Energy-hungry India tells Carney 'we are willing to buy whatever Canada is offering'
CBC
India wants to buy any energy product it can from Canada and its officials are urging the federal government to streamline approvals for various projects so it can tap into new supplies to feed a rapidly growing country with relatively few natural resources of its own.
That's the message India's high commissioner to Canada, Dinesh Patnaik, relayed in an interview with CBC News before Prime Minister Mark Carney left for a five-day visit to the country. It's a trip that will be laser-focused on cutting new business deals and getting negotiations for a free trade agreement underway as part of a push to diversify from the American market.
"On energy, there is an appetite which even Canada cannot fulfill and we are willing to buy whatever Canada is offering on crude, on LPG, on LNG," Patnaik said, referring to oil and gas products.
Patnaik said turbocharging the trading relationship will help the two countries turn the page on years of bilateral bad blood.
Relations between the two countries have been frosty since former prime minister Justin Trudeau accused unnamed Indian agents of involvement in the 2023 killing of a Canadian Sikh separatist. India denies any involvement.

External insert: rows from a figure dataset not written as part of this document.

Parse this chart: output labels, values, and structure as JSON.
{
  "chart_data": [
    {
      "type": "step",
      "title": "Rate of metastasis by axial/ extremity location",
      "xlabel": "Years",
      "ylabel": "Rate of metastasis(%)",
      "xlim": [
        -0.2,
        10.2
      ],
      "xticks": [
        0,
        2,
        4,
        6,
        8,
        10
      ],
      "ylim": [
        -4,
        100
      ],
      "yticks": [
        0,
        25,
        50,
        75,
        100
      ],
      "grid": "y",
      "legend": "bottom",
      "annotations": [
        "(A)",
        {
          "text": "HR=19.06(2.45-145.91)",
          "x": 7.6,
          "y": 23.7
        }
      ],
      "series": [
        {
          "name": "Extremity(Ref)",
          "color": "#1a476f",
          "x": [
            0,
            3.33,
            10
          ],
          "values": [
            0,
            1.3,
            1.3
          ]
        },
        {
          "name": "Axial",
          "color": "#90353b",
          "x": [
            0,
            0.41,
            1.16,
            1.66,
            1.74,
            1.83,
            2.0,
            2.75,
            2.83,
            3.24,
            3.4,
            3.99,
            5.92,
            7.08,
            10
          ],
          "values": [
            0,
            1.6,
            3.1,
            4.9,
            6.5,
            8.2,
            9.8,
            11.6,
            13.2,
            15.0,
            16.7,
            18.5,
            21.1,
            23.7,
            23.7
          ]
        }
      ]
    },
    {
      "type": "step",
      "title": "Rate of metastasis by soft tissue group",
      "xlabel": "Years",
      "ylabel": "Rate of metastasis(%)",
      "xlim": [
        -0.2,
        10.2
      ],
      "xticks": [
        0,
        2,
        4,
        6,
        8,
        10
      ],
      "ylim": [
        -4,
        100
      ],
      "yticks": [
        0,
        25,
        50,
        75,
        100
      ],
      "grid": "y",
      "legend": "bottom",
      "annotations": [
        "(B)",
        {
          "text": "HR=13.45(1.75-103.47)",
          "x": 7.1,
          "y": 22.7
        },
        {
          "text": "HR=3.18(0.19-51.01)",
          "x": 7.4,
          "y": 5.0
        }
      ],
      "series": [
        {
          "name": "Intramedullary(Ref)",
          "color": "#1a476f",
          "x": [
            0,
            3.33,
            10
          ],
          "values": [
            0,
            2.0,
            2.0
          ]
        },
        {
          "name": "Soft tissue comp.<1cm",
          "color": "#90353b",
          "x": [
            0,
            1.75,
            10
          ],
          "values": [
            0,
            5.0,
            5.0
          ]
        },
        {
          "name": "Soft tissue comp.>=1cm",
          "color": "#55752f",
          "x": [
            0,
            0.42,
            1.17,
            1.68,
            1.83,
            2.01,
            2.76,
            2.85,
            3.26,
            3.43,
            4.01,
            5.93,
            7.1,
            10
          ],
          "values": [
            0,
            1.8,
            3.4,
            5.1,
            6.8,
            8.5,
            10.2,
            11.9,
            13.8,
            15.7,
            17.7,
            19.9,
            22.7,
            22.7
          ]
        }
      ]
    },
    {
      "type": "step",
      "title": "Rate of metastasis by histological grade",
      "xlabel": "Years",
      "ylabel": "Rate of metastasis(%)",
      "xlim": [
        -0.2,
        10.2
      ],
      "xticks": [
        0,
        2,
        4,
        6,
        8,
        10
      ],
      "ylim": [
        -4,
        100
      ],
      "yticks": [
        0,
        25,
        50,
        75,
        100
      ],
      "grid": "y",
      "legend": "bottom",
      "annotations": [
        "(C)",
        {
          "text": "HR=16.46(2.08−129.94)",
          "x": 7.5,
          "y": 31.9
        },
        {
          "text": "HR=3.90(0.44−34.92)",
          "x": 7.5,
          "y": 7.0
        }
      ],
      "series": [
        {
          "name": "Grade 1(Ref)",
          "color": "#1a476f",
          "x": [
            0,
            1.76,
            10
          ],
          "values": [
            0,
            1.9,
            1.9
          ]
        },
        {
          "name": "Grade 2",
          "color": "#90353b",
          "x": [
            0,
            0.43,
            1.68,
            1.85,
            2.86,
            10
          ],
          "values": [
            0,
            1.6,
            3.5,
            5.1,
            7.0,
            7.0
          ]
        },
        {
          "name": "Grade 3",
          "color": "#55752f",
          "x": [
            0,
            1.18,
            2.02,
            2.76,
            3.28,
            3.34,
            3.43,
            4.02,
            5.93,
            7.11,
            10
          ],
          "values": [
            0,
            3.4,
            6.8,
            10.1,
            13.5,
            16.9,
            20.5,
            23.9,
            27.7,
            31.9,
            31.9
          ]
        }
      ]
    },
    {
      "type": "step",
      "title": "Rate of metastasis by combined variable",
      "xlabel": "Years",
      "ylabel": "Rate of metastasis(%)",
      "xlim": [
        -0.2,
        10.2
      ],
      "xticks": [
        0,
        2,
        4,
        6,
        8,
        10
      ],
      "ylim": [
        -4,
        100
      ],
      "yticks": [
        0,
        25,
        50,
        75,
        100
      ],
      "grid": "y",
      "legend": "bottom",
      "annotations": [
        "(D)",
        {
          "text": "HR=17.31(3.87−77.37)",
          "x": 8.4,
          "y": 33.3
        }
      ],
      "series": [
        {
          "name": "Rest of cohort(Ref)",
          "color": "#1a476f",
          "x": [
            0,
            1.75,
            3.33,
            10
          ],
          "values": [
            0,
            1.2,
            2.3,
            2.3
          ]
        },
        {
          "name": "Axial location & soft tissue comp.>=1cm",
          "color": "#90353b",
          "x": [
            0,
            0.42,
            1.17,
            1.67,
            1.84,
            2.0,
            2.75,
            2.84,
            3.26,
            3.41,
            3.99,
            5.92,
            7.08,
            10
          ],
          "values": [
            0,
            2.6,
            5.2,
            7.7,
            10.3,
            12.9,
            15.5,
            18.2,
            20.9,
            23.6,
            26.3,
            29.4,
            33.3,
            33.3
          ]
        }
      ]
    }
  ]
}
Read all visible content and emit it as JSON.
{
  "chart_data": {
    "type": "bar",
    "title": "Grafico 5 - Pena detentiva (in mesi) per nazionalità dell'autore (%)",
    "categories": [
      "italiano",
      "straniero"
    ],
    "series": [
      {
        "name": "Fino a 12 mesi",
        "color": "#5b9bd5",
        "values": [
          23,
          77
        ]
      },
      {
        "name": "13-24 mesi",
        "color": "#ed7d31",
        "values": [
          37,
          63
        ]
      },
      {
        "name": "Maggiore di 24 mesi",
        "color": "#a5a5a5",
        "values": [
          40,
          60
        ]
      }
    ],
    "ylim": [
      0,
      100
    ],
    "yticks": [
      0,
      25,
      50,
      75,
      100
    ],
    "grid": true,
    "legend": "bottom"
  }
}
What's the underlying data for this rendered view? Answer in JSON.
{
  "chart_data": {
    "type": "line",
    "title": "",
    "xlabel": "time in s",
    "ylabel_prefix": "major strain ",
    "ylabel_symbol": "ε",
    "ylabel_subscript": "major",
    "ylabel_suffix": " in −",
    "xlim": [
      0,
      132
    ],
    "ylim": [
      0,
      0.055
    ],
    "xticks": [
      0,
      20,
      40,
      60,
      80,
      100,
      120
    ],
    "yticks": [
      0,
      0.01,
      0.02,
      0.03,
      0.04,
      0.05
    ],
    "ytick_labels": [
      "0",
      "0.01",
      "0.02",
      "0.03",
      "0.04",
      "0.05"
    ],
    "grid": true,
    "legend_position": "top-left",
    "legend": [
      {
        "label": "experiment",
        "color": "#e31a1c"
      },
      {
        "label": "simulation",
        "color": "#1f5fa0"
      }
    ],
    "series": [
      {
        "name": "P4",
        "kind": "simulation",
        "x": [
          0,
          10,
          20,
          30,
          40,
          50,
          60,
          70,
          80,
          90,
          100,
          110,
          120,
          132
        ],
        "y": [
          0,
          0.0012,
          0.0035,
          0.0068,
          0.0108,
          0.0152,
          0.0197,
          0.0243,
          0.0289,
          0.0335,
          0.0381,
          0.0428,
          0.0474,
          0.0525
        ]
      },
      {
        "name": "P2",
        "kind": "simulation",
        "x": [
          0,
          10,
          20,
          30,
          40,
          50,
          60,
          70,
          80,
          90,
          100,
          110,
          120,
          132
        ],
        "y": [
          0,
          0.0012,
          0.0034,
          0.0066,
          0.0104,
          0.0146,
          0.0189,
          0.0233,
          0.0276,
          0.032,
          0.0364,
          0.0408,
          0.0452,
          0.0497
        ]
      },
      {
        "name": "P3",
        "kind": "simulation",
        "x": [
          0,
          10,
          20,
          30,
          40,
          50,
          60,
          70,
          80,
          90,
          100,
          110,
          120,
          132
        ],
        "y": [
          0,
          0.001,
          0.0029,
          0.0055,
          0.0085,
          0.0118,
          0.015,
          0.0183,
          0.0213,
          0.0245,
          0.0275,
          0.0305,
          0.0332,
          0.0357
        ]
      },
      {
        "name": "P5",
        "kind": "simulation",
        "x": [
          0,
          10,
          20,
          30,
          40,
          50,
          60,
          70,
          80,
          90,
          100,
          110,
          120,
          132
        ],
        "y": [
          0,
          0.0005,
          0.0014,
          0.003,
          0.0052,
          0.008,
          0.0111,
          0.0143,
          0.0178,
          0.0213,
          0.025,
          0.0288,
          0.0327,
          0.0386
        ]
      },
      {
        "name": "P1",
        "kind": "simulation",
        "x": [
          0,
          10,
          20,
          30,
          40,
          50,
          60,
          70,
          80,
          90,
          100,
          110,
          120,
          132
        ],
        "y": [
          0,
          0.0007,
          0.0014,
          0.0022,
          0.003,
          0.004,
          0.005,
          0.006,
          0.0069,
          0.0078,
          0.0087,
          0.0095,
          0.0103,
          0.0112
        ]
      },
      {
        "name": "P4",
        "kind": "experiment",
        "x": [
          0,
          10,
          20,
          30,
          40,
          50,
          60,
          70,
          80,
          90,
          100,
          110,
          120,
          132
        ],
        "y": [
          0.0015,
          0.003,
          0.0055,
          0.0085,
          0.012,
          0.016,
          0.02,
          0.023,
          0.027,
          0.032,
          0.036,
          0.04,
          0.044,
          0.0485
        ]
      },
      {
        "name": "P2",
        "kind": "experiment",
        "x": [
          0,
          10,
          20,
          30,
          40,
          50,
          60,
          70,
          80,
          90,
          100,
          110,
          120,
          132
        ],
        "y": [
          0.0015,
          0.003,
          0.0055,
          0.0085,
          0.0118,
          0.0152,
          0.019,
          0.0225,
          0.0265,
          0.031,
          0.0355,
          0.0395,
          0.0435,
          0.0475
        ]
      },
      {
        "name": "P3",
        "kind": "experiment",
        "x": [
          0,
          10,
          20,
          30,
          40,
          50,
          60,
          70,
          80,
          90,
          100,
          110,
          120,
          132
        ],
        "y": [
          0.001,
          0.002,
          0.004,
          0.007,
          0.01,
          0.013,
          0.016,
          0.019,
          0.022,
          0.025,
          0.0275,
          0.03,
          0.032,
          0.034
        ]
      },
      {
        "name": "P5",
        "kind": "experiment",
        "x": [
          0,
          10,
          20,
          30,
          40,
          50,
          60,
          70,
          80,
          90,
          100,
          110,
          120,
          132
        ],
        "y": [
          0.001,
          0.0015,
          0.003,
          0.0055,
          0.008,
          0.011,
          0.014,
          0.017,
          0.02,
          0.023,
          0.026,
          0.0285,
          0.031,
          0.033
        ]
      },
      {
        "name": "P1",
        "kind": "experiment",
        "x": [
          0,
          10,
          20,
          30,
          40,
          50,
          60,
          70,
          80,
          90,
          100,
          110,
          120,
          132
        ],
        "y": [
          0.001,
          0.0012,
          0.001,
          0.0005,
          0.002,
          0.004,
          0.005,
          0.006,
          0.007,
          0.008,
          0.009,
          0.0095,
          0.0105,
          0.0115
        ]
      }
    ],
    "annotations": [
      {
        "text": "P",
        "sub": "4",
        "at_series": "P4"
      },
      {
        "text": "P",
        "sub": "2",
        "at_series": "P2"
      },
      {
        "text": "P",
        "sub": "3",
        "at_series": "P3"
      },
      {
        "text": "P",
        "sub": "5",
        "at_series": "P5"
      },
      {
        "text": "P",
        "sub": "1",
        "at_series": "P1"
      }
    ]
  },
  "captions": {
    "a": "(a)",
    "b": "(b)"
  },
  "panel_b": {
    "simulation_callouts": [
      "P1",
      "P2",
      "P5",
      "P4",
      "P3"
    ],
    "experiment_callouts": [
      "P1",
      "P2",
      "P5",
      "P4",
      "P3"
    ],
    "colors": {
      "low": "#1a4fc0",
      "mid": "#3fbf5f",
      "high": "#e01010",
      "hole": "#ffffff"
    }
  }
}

But things have improved markedly since Carney invited Indian Prime Minister Narendra Modi to the G7 in Alberta last year.
It was there that the two leaders agreed to pursue a comprehensive economic agreement that is expected to move a few steps closer to reality in the coming days as the two leaders come face-to-face again in Delhi.
"It's going to all come together so energy can redefine our relationship completely. Up until now, what we have been doing is just a drop in the bucket," Patnaik said.
That message was echoed by Saskatchewan Premier Scott Moe, who has long been an advocate for closer trade ties with the Indo-Pacific economic powerhouse given just how much energy and agricultural products his province has that India wants to buy.
"Politics aside, at the end of the day, we've had some challenges in those relationships over the course of the better part of the last decade under the previous prime minister," said Moe.
"We have a prime minister now that is focused on advancing those trade relations."
To that end, Patnaik said India is interested in getting its hands on a lot more Canadian uranium in particular to power its growing nuclear sector.
India operates 25 reactors with eight more under construction. The government there is targeting a tenfold increase in nuclear capacity from roughly 8.7 gigawatts now to 100 gigawatts by 2047 — and Canada, as the world's second-largest uranium producer with huge proven high-grade deposits in Saskatchewan, could help achieve that ambition, Patnaik said.
"We are willing to take whatever," the high commissioner said, adding Indian companies are open to ownership stakes in Canadian uranium mines and buying more of this country's world-leading nuclear technology.